Last edited by a moderator: Jan 27, 2005
8. Jan 28, 2005

### rbj

you may have heard the adage/acronym: GIGO (garbage-in, garbage-out). your software may be working fine, but when the original convolution (that you're trying to undo) was done, some information was lost (if $$H \approx 0$$). when you try to reverse that loss of information, you are amplifying what was left (after the loss), but you're amplifying it with an obscene gain ($$H^{-1} \approx \infty$$).

your gain at high frequencies (around Nyquist $$f \approx F_s/2$$), got very large, probably because $$H(F_s/2) \approx 0$$.

some transfer functions for discrete-time linear systems (which is what you're dealing with) settle down to a nonzero constant as $$f = F_s/2$$ . those transfer functions invert just fine. the ones that go to zero anywhere, do not invert just fine. you have to fudge them somehow, if you want to invert them.

r b-j

9. Jan 31, 2005

### Gonzolo

Ok, I follow. Interesting stuff. So the best way to do this would be to have a higher sampling rate during the measurement, right?

And if that's not possible, I could interpolate between the points I have.

10. Jan 31, 2005

### rbj

i dunno how a higher sampling rate or interpolating can help given what you have previously said. you say that both functions are a gaussian pulse, and we both understand that a gaussian pulse is an "eigenfunction" under the Fourier transform operator. that is, the F.T. of $$e^{- \pi t^2}$$
is $$e^{- \pi f^2}$$. i'm not so sure how that will look with discrete-time functions but it should be very similar if the sampling rate is fast enough and if the sample size is large enough. even though the gaussian pulse never gets to zero, it gets awful damn close in a hurry. so you end up dividing by something close to zero.

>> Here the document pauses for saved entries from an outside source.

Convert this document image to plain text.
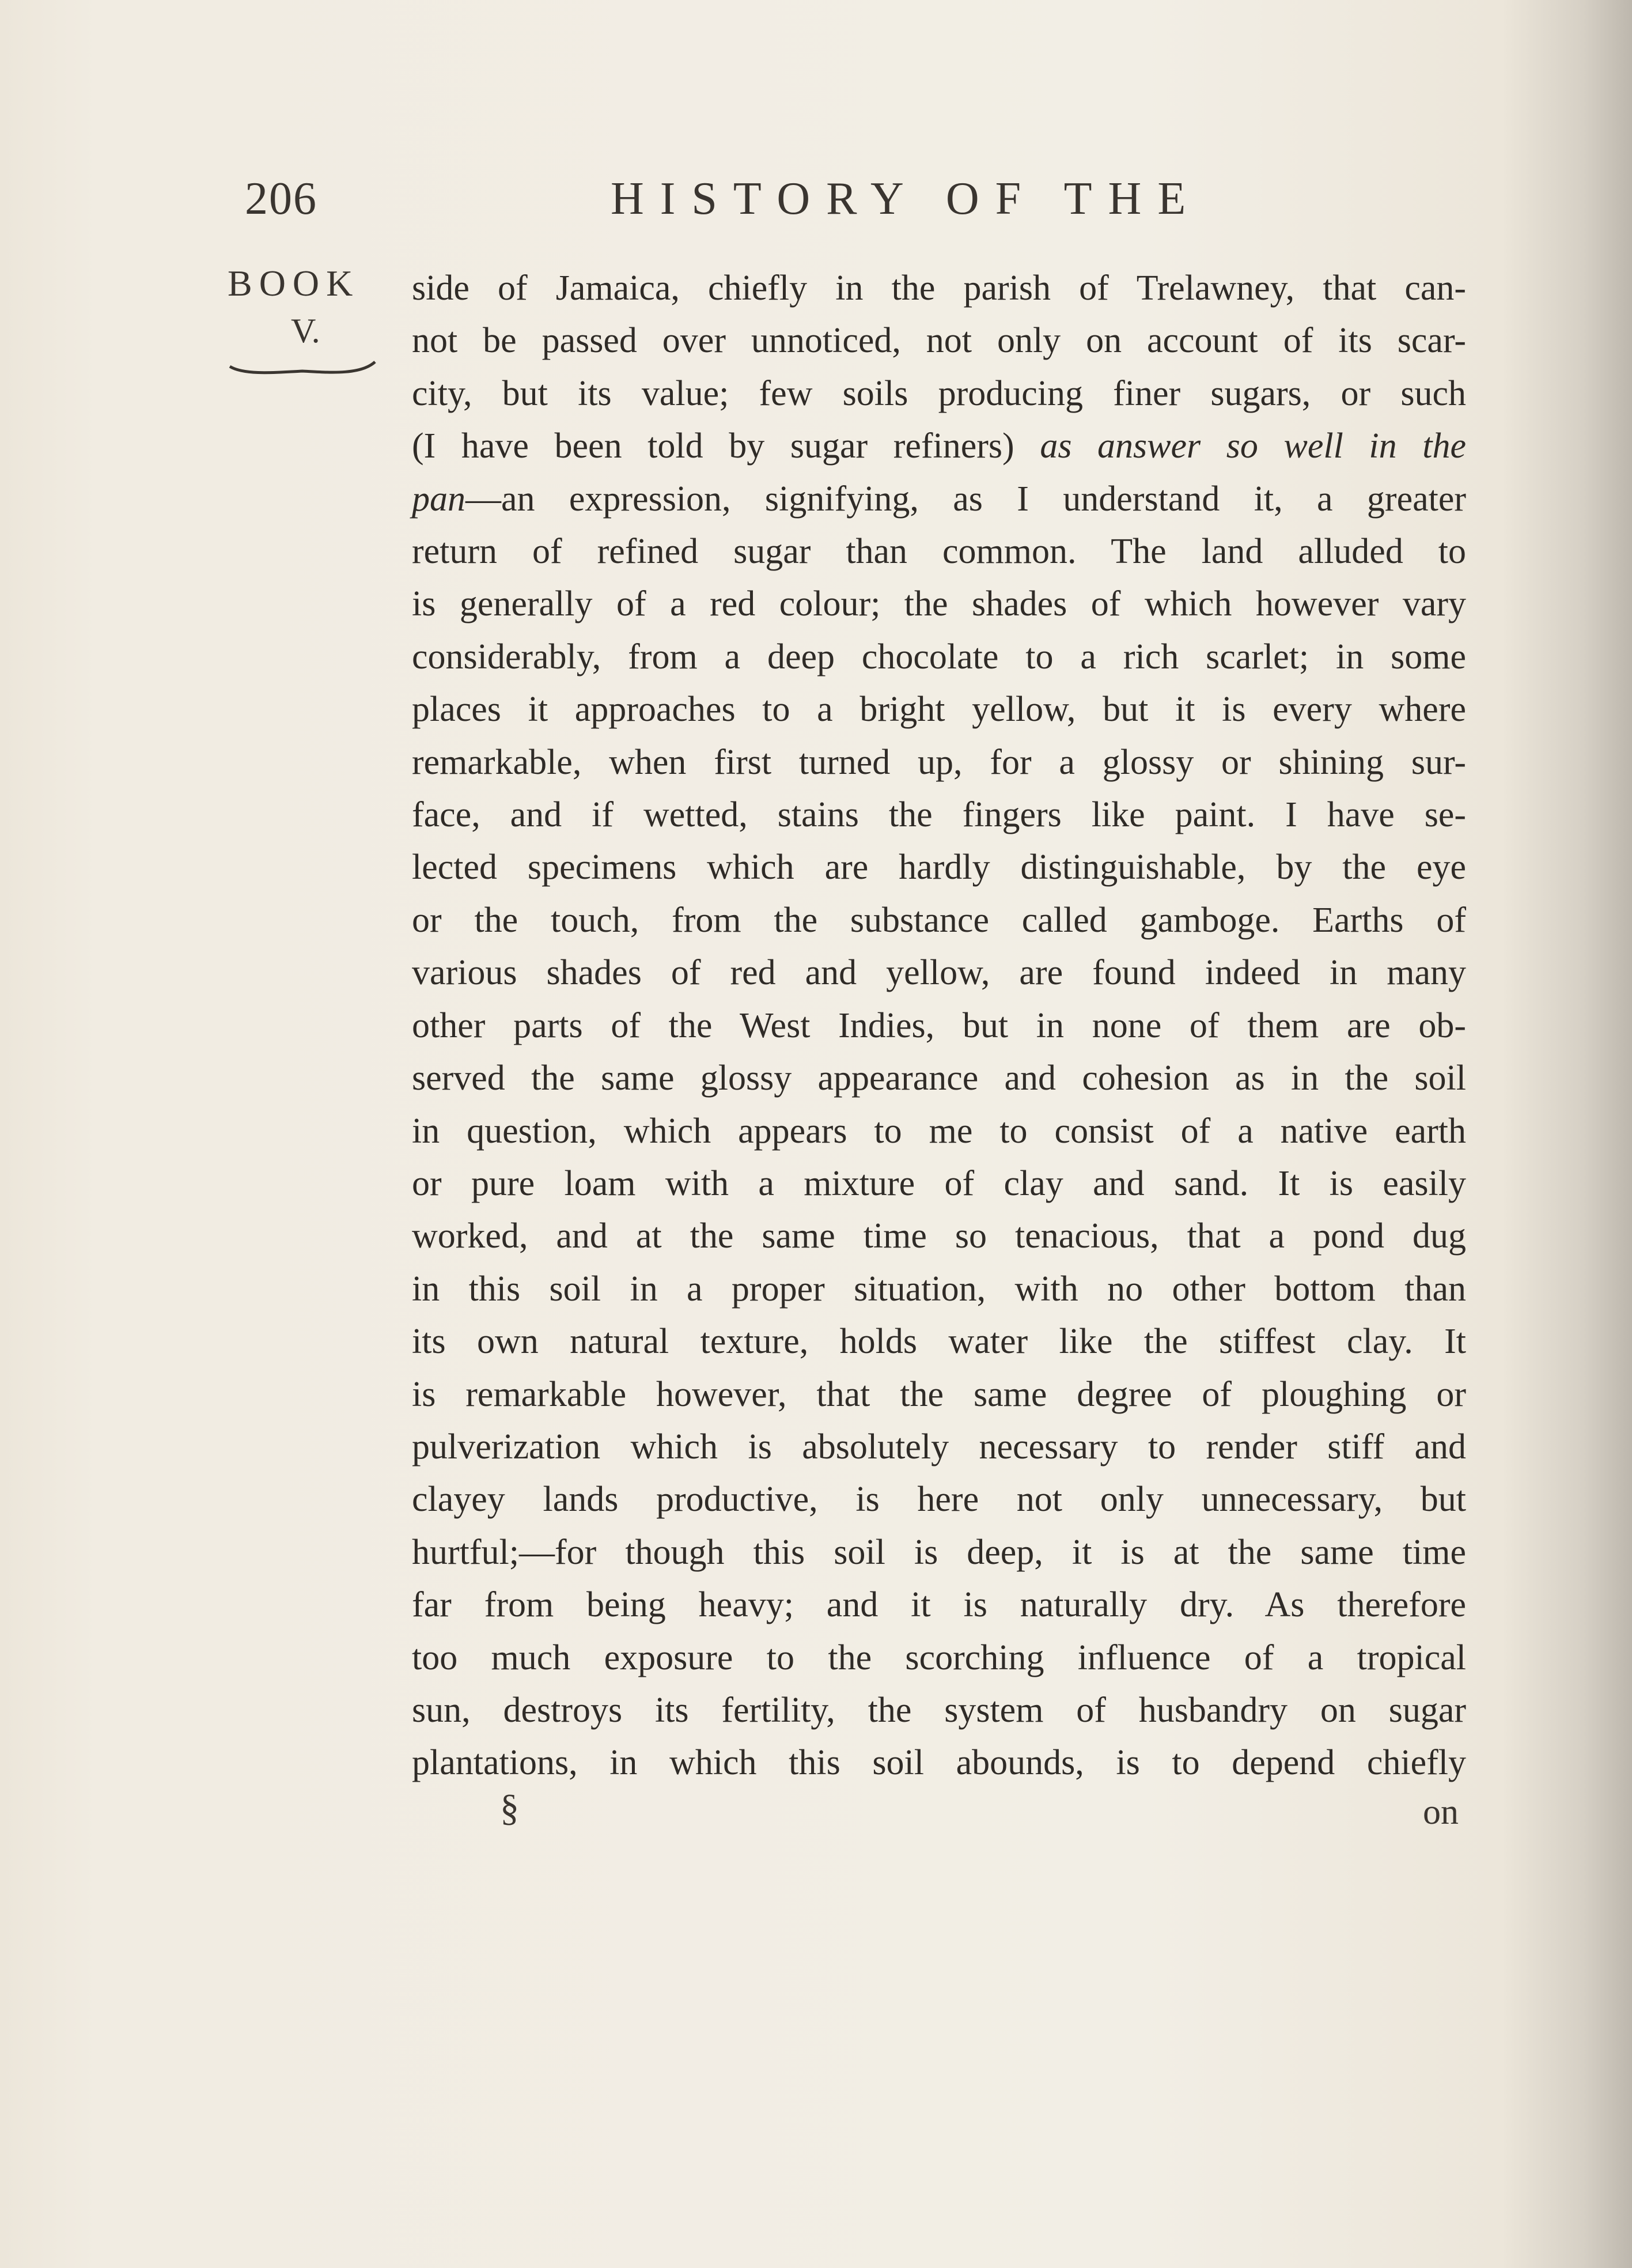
206	HISTORY OF THE
BOOK
V.
side of Jamaica, chiefly in the parish of Trelawney, that can-
not be passed over unnoticed, not only on account of its scar-
city, but its value; few soils producing finer sugars, or such
(I have been told by sugar refiners) as answer so well in the
pan—an expression, signifying, as I understand it, a greater
return of refined sugar than common. The land alluded to
is generally of a red colour; the shades of which however vary
considerably, from a deep chocolate to a rich scarlet; in some
places it approaches to a bright yellow, but it is every where
remarkable, when first turned up, for a glossy or shining sur-
face, and if wetted, stains the fingers like paint. I have se-
lected specimens which are hardly distinguishable, by the eye
or the touch, from the substance called gamboge. Earths of
various shades of red and yellow, are found indeed in many
other parts of the West Indies, but in none of them are ob-
served the same glossy appearance and cohesion as in the soil
in question, which appears to me to consist of a native earth
or pure loam with a mixture of clay and sand. It is easily
worked, and at the same time so tenacious, that a pond dug
in this soil in a proper situation, with no other bottom than
its own natural texture, holds water like the stiffest clay. It
is remarkable however, that the same degree of ploughing or
pulverization which is absolutely necessary to render stiff and
clayey lands productive, is here not only unnecessary, but
hurtful;—for though this soil is deep, it is at the same time
far from being heavy; and it is naturally dry. As therefore
too much exposure to the scorching influence of a tropical
sun, destroys its fertility, the system of husbandry on sugar
plantations, in which this soil abounds, is to depend chiefly
§	on
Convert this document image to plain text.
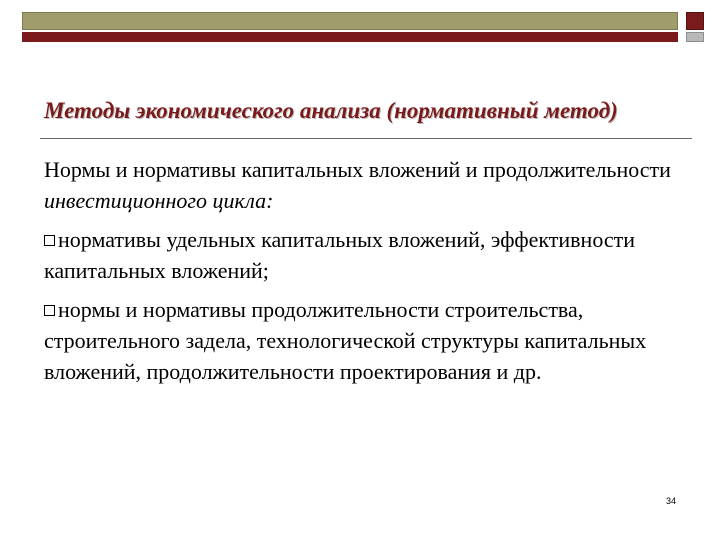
Методы экономического анализа (нормативный метод)

Нормы и нормативы капитальных вложений и продолжительности инвестиционного цикла:

нормативы удельных капитальных вложений, эффективности капитальных вложений;

нормы и нормативы продолжительности строительства, строительного задела, технологической структуры капитальных вложений, продолжительности проектирования и др.

34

perhaps adding a small DC value to the F.T. of your g function will do it. that would be adding a small spike at the g(0) term before transformation.

i dunno.

r b-j

11. Feb 1, 2005

### Gonzolo

One function is a gaussian pulse. The one I'm looking should fit with a decreasing exponential $$h = ae^-^b^t$$. (more specifically a sum of N decreasing exponentials, such that the greater the N the better the precision, but N=1 is fine for now). Same order of duration as the gaussian. The data I have is for the gaussian, and for the convolution of the two.

The FFT of my discrete gaussian does look like another gaussian (I verified that it would get smoother with a better sampling rate).